主張

縦割りと多様化・グローカル化、そして

「くにづくり・まちづくり」のための「出来事と評価」集約の提言

栁田保男

 1945(昭和20)年の敗戦に伴っての陸・海軍の崩壊から、2001(平成13)年の中央省庁再編成を経た縦割り行政の課題は、2000年代からの多様化(diversification)の波もあって、その方向づけの不透明性は増大している。また、グローバル化の波は、1989(平成元)年の東西冷戦の終結、1991(平成3)年のソ連崩壊とEUの創設をもたらす一方、ローカル化の波は、2001(平成13)年の米ハイジャック航空機突入、2013(平成25)年のIS樹立宣言、シリア内戦を背景とする移民(難民)の拡大と、2016(平成28)年Brexitをもたらすことになった。

 そして、「くにづくり」は、建設省・運輸省→国土交通省の主管で、1950(昭和25)年の国土総合開発法制定から2005(平成17)年の国土形成計画法への改正・改称を経て今日に至っているが、「まちづくり」は、1981(昭和56)年の「神戸市地区計画及びまちづくり協定等に関する条例」(住民参加の合意形成)を契機として、自治基本条例の制定が全国自治体に拡大していくことになった。つまり、1945(昭和20)年以降の世界の流れは、1973(昭和48)年のオイルショック、2008(平成20)年のリーマンショックを含めて、多様化・グローカル化で大きく揺れることになったといえよう。

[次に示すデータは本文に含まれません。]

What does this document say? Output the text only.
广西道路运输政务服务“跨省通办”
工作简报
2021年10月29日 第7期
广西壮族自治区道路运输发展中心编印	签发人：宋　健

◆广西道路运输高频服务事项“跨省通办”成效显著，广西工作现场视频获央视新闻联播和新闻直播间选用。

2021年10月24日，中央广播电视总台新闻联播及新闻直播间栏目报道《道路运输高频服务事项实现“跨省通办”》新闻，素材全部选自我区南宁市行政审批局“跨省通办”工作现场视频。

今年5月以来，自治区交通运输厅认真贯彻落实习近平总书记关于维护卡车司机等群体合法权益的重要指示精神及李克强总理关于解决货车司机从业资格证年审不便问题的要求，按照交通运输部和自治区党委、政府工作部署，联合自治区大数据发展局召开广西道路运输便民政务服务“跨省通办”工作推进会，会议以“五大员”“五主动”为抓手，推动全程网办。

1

 では、今後の「くにづくり・まちづくり」は、2014(平成26)年の“まち・ひと・しごと創生長期ビジョン-国民の「認識の共有」と「未来への選択」”、2016(平成28)年の“ニッポン一億総活躍プラン”、2014(平成26)年の“国土のグランドデザイン2050~対流促進型国土の形成~”、2015(平成27)年の“国土形成計画”でもっての対応が可能であろうか。GDPを評価基軸とする経済成長の「くにづくり」と多様化(合意形成)を評価軸とする「まちづくり」は、果たして共存できるのであろうか。

 孤立主義の代表とされている1823年の米の「モンロー主義」と1616(元和2)年の日本の「鎖国」以降の世界大戦を含めての流れからも、また、新たな経済大国となったロシアと中国、更にはアフリカ、南西太平洋、南米諸国の多様性に基づく紛争の懸念からも、2020~2030年が大きな転換期と想定するのが常識といえよう。そして、これへの対策は多々あることも、合意を得られるものは少ないということも明らかである。

 したがって、せめて国民の合意を得るためのデータの1つとして、現在流行の「IoT」を「ものを見る・考える」に置き換え、「もの=出来事」に「見る・考える=数値評価」として、長期的、多面的、根源的な立場で戦後70年を集約することを提言したい。